Some of these nurses may leave the profession. Many will need more help.

3. It is necessary to place more intentional focus on providing models and opportunities for the emergence of more diverse nurse leaders.

“The nation cannot achieve true health equity without nurses, which means it must do better for nurses. They must be supported in charting a path for themselves while they work to serve others,” the authors wrote.

A particularly critical role for nurse leaders is hiring and mentoring nurses from traditionally underrepresented communities to build a more diverse nursing workforce.

The report calls on organizations that employ nurses to provide nurses with ample opportunities, resources and mentorship to realize their full leadership potential.

4. The average age of the RN workforce has decreased to under 44 for the first time in years.

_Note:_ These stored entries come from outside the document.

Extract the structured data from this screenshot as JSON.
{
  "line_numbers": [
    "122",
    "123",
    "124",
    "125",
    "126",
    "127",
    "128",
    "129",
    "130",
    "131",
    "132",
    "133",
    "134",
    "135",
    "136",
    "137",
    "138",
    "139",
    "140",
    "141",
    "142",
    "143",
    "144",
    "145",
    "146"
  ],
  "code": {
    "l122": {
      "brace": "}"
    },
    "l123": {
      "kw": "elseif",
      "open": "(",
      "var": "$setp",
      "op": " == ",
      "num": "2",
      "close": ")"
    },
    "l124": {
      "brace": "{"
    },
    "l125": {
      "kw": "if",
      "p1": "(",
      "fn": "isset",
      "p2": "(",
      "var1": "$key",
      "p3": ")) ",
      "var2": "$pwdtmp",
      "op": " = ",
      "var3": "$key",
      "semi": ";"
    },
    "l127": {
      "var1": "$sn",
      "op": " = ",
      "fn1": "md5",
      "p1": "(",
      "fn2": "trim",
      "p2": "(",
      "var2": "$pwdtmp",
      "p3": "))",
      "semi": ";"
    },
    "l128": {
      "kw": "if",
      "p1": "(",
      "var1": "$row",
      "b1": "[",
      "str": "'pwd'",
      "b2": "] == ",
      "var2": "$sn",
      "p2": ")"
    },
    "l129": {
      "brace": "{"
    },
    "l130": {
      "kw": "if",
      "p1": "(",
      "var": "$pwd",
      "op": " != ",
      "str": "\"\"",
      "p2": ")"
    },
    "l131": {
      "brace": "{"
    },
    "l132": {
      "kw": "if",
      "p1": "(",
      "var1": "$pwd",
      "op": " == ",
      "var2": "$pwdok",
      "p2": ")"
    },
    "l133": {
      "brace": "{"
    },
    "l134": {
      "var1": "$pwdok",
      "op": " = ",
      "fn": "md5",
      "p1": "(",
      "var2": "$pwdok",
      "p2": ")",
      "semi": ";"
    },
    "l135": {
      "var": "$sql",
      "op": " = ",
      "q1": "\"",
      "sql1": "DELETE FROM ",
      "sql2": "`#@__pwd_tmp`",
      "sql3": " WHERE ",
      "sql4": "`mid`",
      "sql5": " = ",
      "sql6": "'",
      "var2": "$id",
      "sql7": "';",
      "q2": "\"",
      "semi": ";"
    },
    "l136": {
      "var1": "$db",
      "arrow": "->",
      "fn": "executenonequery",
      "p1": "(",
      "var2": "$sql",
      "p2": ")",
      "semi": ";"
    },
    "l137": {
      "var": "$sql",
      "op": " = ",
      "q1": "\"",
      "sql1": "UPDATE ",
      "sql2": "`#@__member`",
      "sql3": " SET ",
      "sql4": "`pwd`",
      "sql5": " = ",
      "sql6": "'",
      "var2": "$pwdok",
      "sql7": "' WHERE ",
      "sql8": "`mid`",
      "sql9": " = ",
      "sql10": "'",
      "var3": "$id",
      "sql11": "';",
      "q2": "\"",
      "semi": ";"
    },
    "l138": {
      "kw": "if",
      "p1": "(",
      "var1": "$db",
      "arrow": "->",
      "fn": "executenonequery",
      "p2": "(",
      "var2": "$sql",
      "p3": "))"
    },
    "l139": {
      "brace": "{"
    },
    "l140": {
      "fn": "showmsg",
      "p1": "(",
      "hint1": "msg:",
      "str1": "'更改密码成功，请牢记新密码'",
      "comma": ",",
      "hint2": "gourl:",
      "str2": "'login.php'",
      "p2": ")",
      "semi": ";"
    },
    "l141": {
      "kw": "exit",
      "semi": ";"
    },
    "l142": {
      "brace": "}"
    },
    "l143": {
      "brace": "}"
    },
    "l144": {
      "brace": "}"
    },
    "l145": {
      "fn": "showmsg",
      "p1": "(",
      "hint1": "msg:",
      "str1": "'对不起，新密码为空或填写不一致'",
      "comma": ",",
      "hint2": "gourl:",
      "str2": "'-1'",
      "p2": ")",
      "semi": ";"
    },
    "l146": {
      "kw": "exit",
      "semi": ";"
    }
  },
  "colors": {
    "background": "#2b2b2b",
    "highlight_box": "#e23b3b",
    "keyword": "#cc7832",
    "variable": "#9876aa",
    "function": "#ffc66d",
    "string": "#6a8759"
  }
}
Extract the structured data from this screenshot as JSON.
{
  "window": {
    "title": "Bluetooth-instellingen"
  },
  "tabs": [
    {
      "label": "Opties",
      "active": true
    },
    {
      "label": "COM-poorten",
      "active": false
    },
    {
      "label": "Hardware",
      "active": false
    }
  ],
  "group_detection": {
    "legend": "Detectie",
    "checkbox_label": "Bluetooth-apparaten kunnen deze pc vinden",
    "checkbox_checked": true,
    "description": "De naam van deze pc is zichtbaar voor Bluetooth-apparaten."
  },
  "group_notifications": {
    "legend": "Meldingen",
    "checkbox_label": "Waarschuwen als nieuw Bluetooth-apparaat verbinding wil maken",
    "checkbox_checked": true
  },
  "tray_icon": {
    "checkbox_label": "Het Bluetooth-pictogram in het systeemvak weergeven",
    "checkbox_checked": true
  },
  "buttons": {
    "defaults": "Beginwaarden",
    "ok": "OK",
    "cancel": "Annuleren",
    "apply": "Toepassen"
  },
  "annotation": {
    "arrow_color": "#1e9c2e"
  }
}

That’s because a large number of RNs from the Baby Boomer generation — estimated at 1.2 million — have retired, and younger nurses are entering the workforce.

Those changing demographics could impact everything from how patients are treated to how the industry markets and hires new nurses to hospital policies, Dalton said.

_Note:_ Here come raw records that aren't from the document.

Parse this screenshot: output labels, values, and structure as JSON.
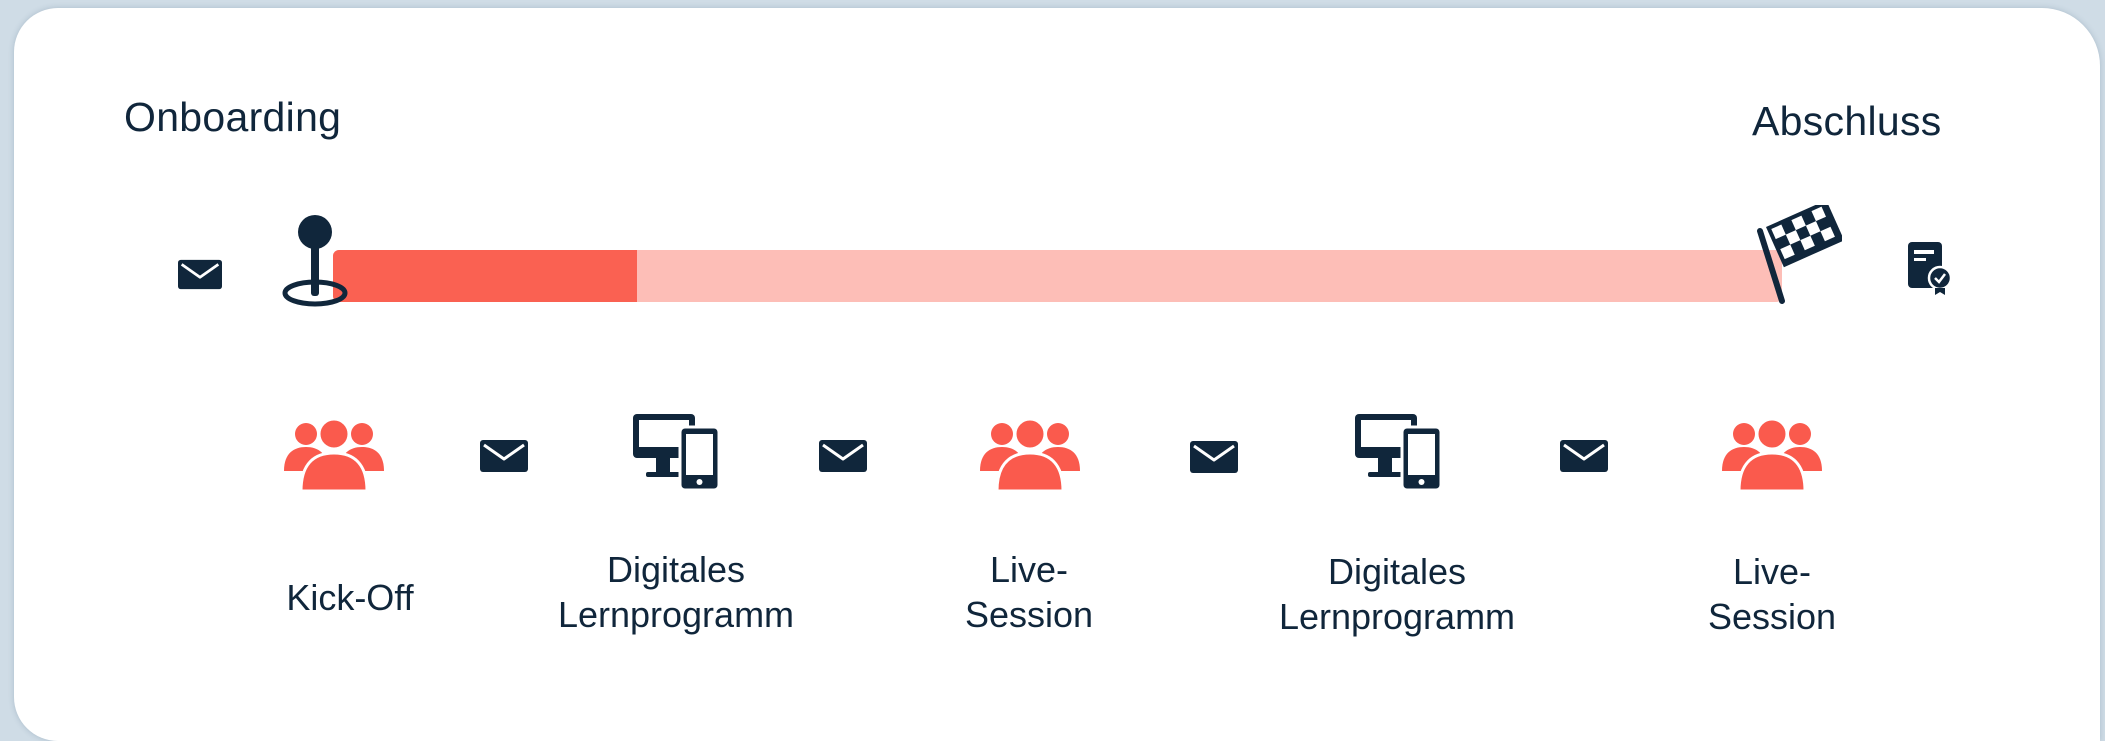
{
  "headings": {
    "start": "Onboarding",
    "end": "Abschluss"
  },
  "progress": {
    "filled_fraction": 0.21
  },
  "colors": {
    "accent": "#FA6152",
    "accent_light": "#FDBEB7",
    "navy": "#10263B",
    "card": "#FFFFFF"
  },
  "icons": {
    "top_row": [
      "mail-icon",
      "location-pin-icon",
      "checkered-flag-icon",
      "certificate-icon"
    ],
    "step_row": [
      "group-icon",
      "mail-icon",
      "devices-icon",
      "mail-icon",
      "group-icon",
      "mail-icon",
      "devices-icon",
      "mail-icon",
      "group-icon"
    ]
  },
  "steps": [
    {
      "icon": "group-icon",
      "label": "Kick-Off"
    },
    {
      "icon": "devices-icon",
      "label": "Digitales\nLernprogramm"
    },
    {
      "icon": "group-icon",
      "label": "Live-\nSession"
    },
    {
      "icon": "devices-icon",
      "label": "Digitales\nLernprogramm"
    },
    {
      "icon": "group-icon",
      "label": "Live-\nSession"
    }
  ]
}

5. The number of first-time internationally educated candidates taking the nursing exam has dropped.

Internationally educated nurses (IENs) make up 8–15 percent of the nursing workforce in the United States, with a majority coming from the Philippines.

However, the number of first-time internationally educated candidates taking the NCLEX-RN exam dropped by more than 50 percent between 2007 and 2019, from 33,768 to 15,053.

The decreases in IENs can be attributed to factors that include visa retrogression and the economic recession of 2007 to 2009.

6. Fewer RNs are working in rural areas today than in the past (17 percent in 2005 versus 14.4 percent in 2018).

The decrease in rural practicing RNs occurred more rapidly among younger RNs (under age 40) than among RNs over age 40 (from 16.4 percent to 14.9 percent).

If this decrease continues, it will threaten access to care among the nation’s rural population, the authors write.

7. Because nearly one-third of LPNs are over age 55, their impending retirement over the next decade raises concern about a potential shortage of these nurses.

Such a shortage could mean that home care, long-term care, and care for individuals with disabilities and otherwise vulnerable groups will increasingly have to be provided by the RN workforce.

8. FTE NPs will more than double from 157,025 in 2016 to 396,546 in 2030.

That’s a projected growth of 6.8 percent annually for the NP workforce. It will be useful to overcome projections of primary care and specialty physician shortages over the decade.

9. In the longer run, the pandemic may lead to fundamental shifts in the demand for and supply of nurses.

On the demand side, there may be a substantial restructuring of care delivery, such as a shift toward telehealth or permanent staffing reductions in hospitals. On the supply side, the pandemic may either increase or decrease entry into nursing.

10. Nurses will play a pivotal role in health care equity in the future of healthcare, but this will require an expanded role using the full extent of their education and training.

It will be necessary to revise scope-of-practice laws, public health policies and reimbursement rules for Medicare and other payers, the authors wrote.

“If health care equity is to be fully achieved, nursing schools will need to focus on ensuring that all nurses, regardless of their practice setting, can address the social factors that influence health and provide care that meets people where they are,” the authors wrote.